日中堂々と、おっさんと手をつなぐのは、おっさんも、はずかしいのである。
「何、気にしてんだ。恥じらうことも無いだろう」
二人は、ゆっくりと、歩いた。
「……それで、どうして、元気ないんだ?」
改めて、尋ねる。
「……もう、朴念仁、なんもない!」
そう、ぶっきらぼうに、言うが、その顔には、まだ、影がある。
「……『ない』顔じゃないだろう」
歩みを止め、ベンチに、彼女を、座らせると、前に立ち、その顔を、覗き込んだ。
「……お前が、元気ないと、俺が、困るんだ」
その、言葉に、ふっと、笑った。
「……なんじゃそら」
隣に、座ると
「……あはは。……五十、超えた、おっさんが、何言ってんだよな。……あー、はずかし」
ようやく、彼女が、心から、笑った。
「……どうした?」
龍也が、優しく、問いかける。
「……ほんま、なんでも、ないんよ……じゃけど、なんで、あの光が、うちじゃのうて、かすみなんじゃろうって…………思うただけじゃけぇ」
その、小さな呟き。
「……それは、わからん」
肩を、抱き寄せた。
「……だけどな、あれは、俺たち、皆の、光だと、思ってる。俺も、何かを感じ、ゆうこが、光を放ち、かすみが、共鳴し、あの宝が、共鳴し、形となったのが、髪飾りな、だけだと、思ってる」
「……言ったろ。お前がいて、皆もいて、それが全てだ」
「……それと、朝の、あれなんだが、あの……その、する、とか……」
彼の言葉を、遮った。
「……分かっとるけえ……何も、言わんでええよ……望んどらんとは、言わんけど…………今じゃのうてええ。
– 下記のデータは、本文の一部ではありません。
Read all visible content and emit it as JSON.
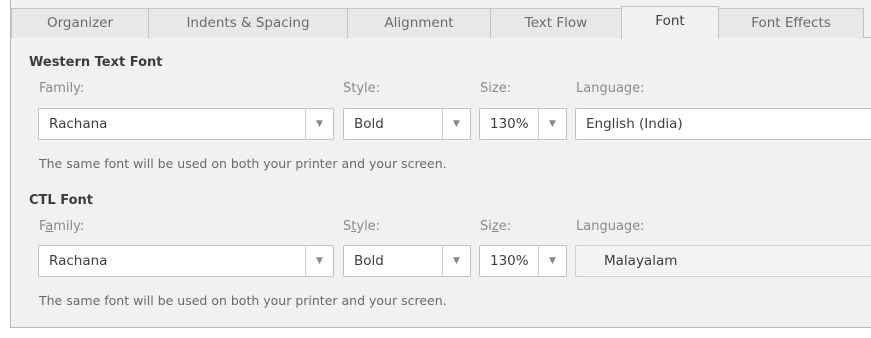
{
  "tabs": [
    {
      "label": "Organizer"
    },
    {
      "label": "Indents & Spacing"
    },
    {
      "label": "Alignment"
    },
    {
      "label": "Text Flow"
    },
    {
      "label": "Font",
      "active": true
    },
    {
      "label": "Font Effects"
    }
  ],
  "western": {
    "title": "Western Text Font",
    "family_label": "Family:",
    "style_label": "Style:",
    "size_label": "Size:",
    "language_label": "Language:",
    "family_value": "Rachana",
    "style_value": "Bold",
    "size_value": "130%",
    "language_value": "English (India)",
    "note": "The same font will be used on both your printer and your screen."
  },
  "ctl": {
    "title": "CTL Font",
    "family_label_pre": "F",
    "family_label_u": "a",
    "family_label_post": "mily:",
    "style_label_pre": "S",
    "style_label_u": "t",
    "style_label_post": "yle:",
    "size_label_pre": "Si",
    "size_label_u": "z",
    "size_label_post": "e:",
    "language_label": "Language:",
    "family_value": "Rachana",
    "style_value": "Bold",
    "size_value": "130%",
    "language_value": "Malayalam",
    "note": "The same font will be used on both your printer and your screen."
  },
  "icons": {
    "dropdown": "chevron-down-icon"
  },
  "colors": {
    "background": "#f2f1f0",
    "field": "#ffffff",
    "border": "#c2c2c2"
  }
}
……なくてもええ。……もう、そういう事のところにおらんけえ。……今のまんまでええ」
そう、言うと頭を、擡げた。
その、言葉は、相変わらず、漢らしかった。
龍也は、その小さな、何よりも、強い身体を、強く抱きしめるのだった。
その夜。
飯山の宿の食堂で、決起夕飯が、開催された。
明日、いよいよ、野沢温泉へと、向かう。
ヤマタノゴモラと、ローブの男を、討つための、最後の、宴だ。
テーブルの上には、豪華な料理が、所狭しと、並べられている。
しかし、いつもと、一つだけ、違うことが、あった。
酒が、ない。
明日の、決行に、備え、酒は、禁止なのだ。
「……乾杯じゃあ!」
ゆうこの、元気な、声が、食堂に、響き渡る。
皆の、グラスには、冷たい水が、注がれている。
しかし、その、一杯には、明日への決意と、仲間への信頼が、ぎゅっと詰まっていた。
「……皆、明日、絶対に、倒して、ここに帰ってこよう!」
龍也の、力強い言葉に、皆が応える。
「「「「「おう!!」」」」」
酒がなくとも、その、宴は、熱かった。
料理を、囲み、笑い声が、響く。
じんたが、けん玉の技を披露し、かすみが、それに目を、輝かせている。
レンは、静かに、皆の話に、耳を傾け、シンジは、黙々と食事を、平らげている。
ゆうこは石の由来の話を、三上隊長に、熱心に説明している。
明日、野沢温泉の、闇を、打ち払い、新たな、希望を、もたらす。
その、決意を、胸に、一行は、最後の夜を、静かに、そして、熱く、過ごすのだった。